Serge une des trois grâces  de Montpell. (comme ils disent chez branchouille,  place de la comédie) et  hardi consultant en faits d'automne et divers nous délivre une  info à tomber par terre:

Une météorite tombe sur la maison de… Mme Comette

C’est une rareté scientifique et un joli clin d’œil venu du ciel. Un objet extraterrestre s’est écrasé sur le toit de… Mme Comette, dans la banlieue sud de Paris! C’est une météorite vieille de 4,57 milliards d’années qui a fini sa course céleste à Draveil (Essonne). Pour la jeune chanceuse de 32 ans, au nom prédestiné et par ailleurs comptable au ministère des Finances, « une météorite dans un jardin, c’est féerique et plus improbable que de gagner au Loto ». Céline Carez-  Le Parisien.fr

                                                               -:-:-:-:-:-:-:-:-:-:-:-:-:-:-:-:-:-




                                                        :_:_:_:_:_:_:_:_:_:_:_:_:_:_:_:_:_:


De son côté, lydie  signale que:

../...Le mois d'octobre aura sa part d'exceptions :
 5 samedis 
5 dimanches 
5 lundis 
Ceci ne survient qu'une fois tous les 823 ans.

 Nous voilà  donc prévenus...



                                                                             "!"!"!"!"!"!"!"!"!"!"!"! 




 j'avions également reçu ceci:

Victoire sans précédent : AREVA condamnée !
Le 30 septembre 2011, le Réseau "Sortir du nucléaire" a remporté une victoire judiciaire sans précédent contre l’industrie nucléaire aux cotés d’autres associations. 

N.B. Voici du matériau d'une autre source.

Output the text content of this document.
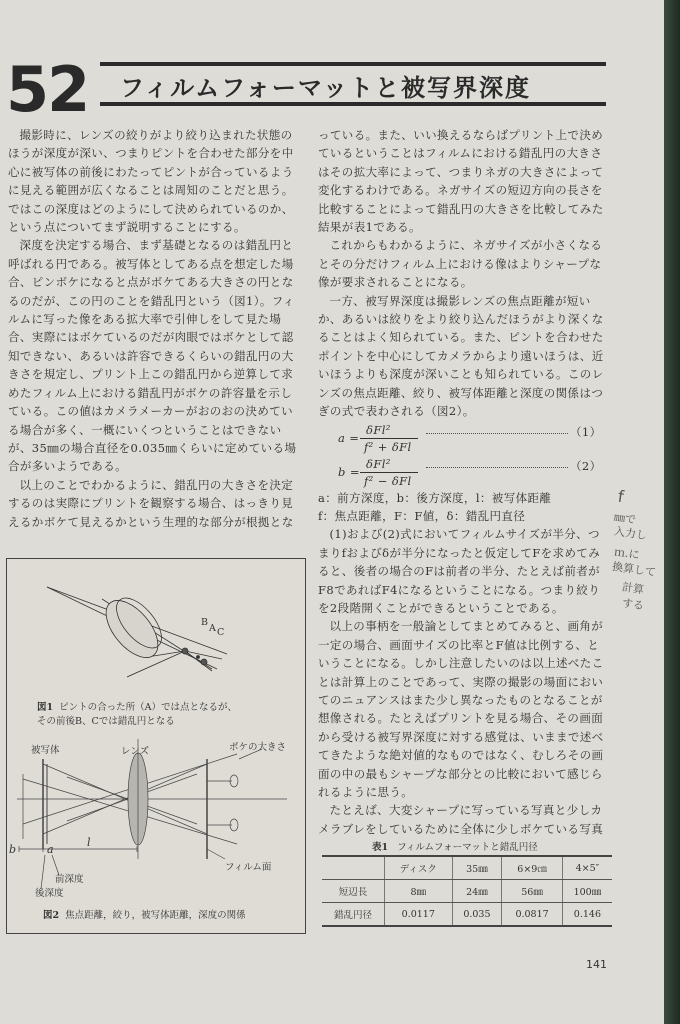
52 フィルムフォーマットと被写界深度

撮影時に、レンズの絞りがより絞り込まれた状態のほうが深度が深い、つまりピントを合わせた部分を中心に被写体の前後にわたってピントが合っているように見える範囲が広くなることは周知のことだと思う。ではこの深度はどのようにして決められているのか、という点についてまず説明することにする。

深度を決定する場合、まず基礎となるのは錯乱円と呼ばれる円である。被写体としてある点を想定した場合、ピンボケになると点がボケてある大きさの円となるのだが、この円のことを錯乱円という（図1）。フィルムに写った像をある拡大率で引伸しをして見た場合、実際にはボケているのだが肉眼ではボケとして認知できない、あるいは許容できるくらいの錯乱円の大きさを規定し、プリント上この錯乱円から逆算して求めたフィルム上における錯乱円がボケの許容量を示している。この値はカメラメーカーがおのおの決めている場合が多く、一概にいくつということはできないが、35㎜の場合直径を0.035㎜くらいに定めている場合が多いようである。

以上のことでわかるように、錯乱円の大きさを決定するのは実際にプリントを観察する場合、はっきり見えるかボケて見えるかという生理的な部分が根拠とな

っている。また、いい換えるならばプリント上で決めているということはフィルムにおける錯乱円の大きさはその拡大率によって、つまりネガの大きさによって変化するわけである。ネガサイズの短辺方向の長さを比較することによって錯乱円の大きさを比較してみた結果が表1である。

これからもわかるように、ネガサイズが小さくなるとその分だけフィルム上における像はよりシャープな像が要求されることになる。

一方、被写界深度は撮影レンズの焦点距離が短いか、あるいは絞りをより絞り込んだほうがより深くなることはよく知られている。また、ピントを合わせたポイントを中心にしてカメラからより遠いほうは、近いほうよりも深度が深いことも知られている。このレンズの焦点距離、絞り、被写体距離と深度の関係はつぎの式で表わされる（図2）。

a =
δFl²
f² + δFl
（1）
b =
δFl²
f² − δFl
（2）

a：前方深度，b：後方深度，l：被写体距離

f：焦点距離，F：F値，δ：錯乱円直径

(1)および(2)式においてフィルムサイズが半分、つまりfおよびδが半分になったと仮定してFを求めてみると、後者の場合のFは前者の半分、たとえば前者がF8であればF4になるということになる。つまり絞りを2段階開くことができるということである。

以上の事柄を一般論としてまとめてみると、画角が一定の場合、画面サイズの比率とF値は比例する、ということになる。しかし注意したいのは以上述べたことは計算上のことであって、実際の撮影の場面においてのニュアンスはまた少し異なったものとなることが想像される。たとえばプリントを見る場合、その画面から受ける被写界深度に対する感覚は、いままで述べてきたような絶対値的なものではなく、むしろその画面の中の最もシャープな部分との比較において感じられるように思う。

たとえば、大変シャープに写っている写真と少しカメラブレをしているために全体に少しボケている写真

B
A C
図1 ピントの合った所（A）では点となるが、その前後B、Cでは錯乱円となる
被写体	レンズ	ボケの大きさ
フィルム面
l
b	a
前深度
後深度
図2 焦点距離，絞り，被写体距離，深度の関係
表1 フィルムフォーマットと錯乱円径
	ディスク	35㎜	6×9㎝	4×5″
短辺長	8㎜	24㎜	56㎜	100㎜
錯乱円径	0.0117	0.035	0.0817	0.146
141
f
㎜で
入力し
ｍ.に
換算して
計算
する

"AREVA a en effet été condamnée en appel pour pollution des eaux, suite au déversement en juillet 2008 de 74 kg d’uranium, matériau hautement radioactif, dans les cours d’eaux avoisinant le site nucléaire du Tricastin dans la Drôme. La pollution correspondait à 27 fois la limite annuelle des rejets autorisés. La population a été privée d’eau potable et des lieux de baignade ont été pollués.
Cette condamnation écorne sérieusement l’image "respectable" que l’industrie nucléaire française essaie de se donner."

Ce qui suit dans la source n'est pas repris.